Indeed, cell manufacturers aren’t going to buy or license Solithor’s technology unless the whole technology is scalable, says Chloe Herrera, an analyst who covers battery technology for Lux Research. “This requires pilot manufacturing. It’s a very capital-intensive process,” she says.
Solithor is already making a battery cell with an energy density of about 245 W·h/kg. Bardé and Hampson-Jones are clear on what they think their technology can achieve and by when. “Four hundred watt-hours per kilogram is the ultimate aim,” Hampson-Jones says. High-performing lithium-ion batteries currently on the market have an energy density that is about 30% less.
Solithor will be in a position to go commercial somewhere between 2029 and 2031, according to Hampson-Jones.

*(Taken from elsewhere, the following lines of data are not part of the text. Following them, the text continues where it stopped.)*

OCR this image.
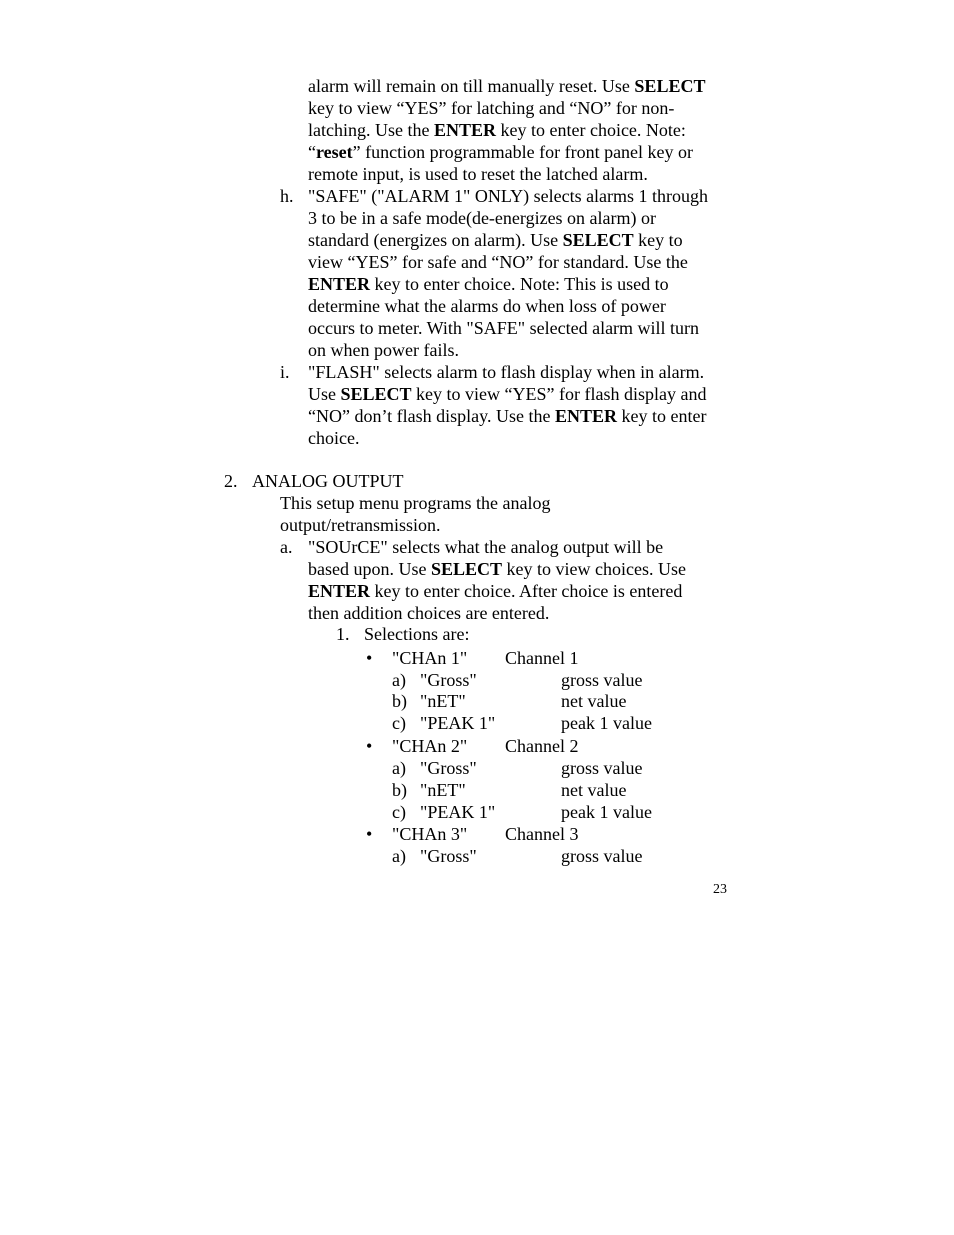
alarm will remain on till manually reset. Use SELECT
key to view “YES” for latching and “NO” for non-
latching. Use the ENTER key to enter choice. Note:
“reset” function programmable for front panel key or
remote input, is used to reset the latched alarm.
h. "SAFE" ("ALARM 1" ONLY) selects alarms 1 through
3 to be in a safe mode(de-energizes on alarm) or
standard (energizes on alarm). Use SELECT key to
view “YES” for safe and “NO” for standard. Use the
ENTER key to enter choice. Note: This is used to
determine what the alarms do when loss of power
occurs to meter. With "SAFE" selected alarm will turn
on when power fails.
i. "FLASH" selects alarm to flash display when in alarm.
Use SELECT key to view “YES” for flash display and
“NO” don’t flash display. Use the ENTER key to enter
choice.
2. ANALOG OUTPUT
This setup menu programs the analog
output/retransmission.
a. "SOUrCE" selects what the analog output will be
based upon. Use SELECT key to view choices. Use
ENTER key to enter choice. After choice is entered
then addition choices are entered.
1. Selections are:
• "CHAn 1" Channel 1
a) "Gross"	gross value
b) "nET"	net value
c) "PEAK 1"	peak 1 value
• "CHAn 2" Channel 2
a) "Gross"	gross value
b) "nET"	net value
c) "PEAK 1"	peak 1 value
• "CHAn 3" Channel 3
a) "Gross"	gross value
23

That’s about when Herrera expects the leading developers of lithium-metal batteries will bring their first products to the market.
“I haven’t seen enough progress in lithium-metal batteries to suggest that you would see them before 2030,” she says.
The most advanced developers of solid-state lithium-metal batteries are Toyota, the Taiwanese firm ProLogium Technology, and some Chinese companies, Herrera says. US-based Factorial Energy, one of C&EN’s 10 Start-Ups to Watch in 2021, also “is definitely a company that has emerged as very promising,” Herrera says.
Bardé realizes that the competition is fierce, but she is hoping that the composite electrolyte Solithor is developing will enable it to avoid some of the challenges—and delays—experienced by its rivals. “We have a clear path indeed,” Bardé says.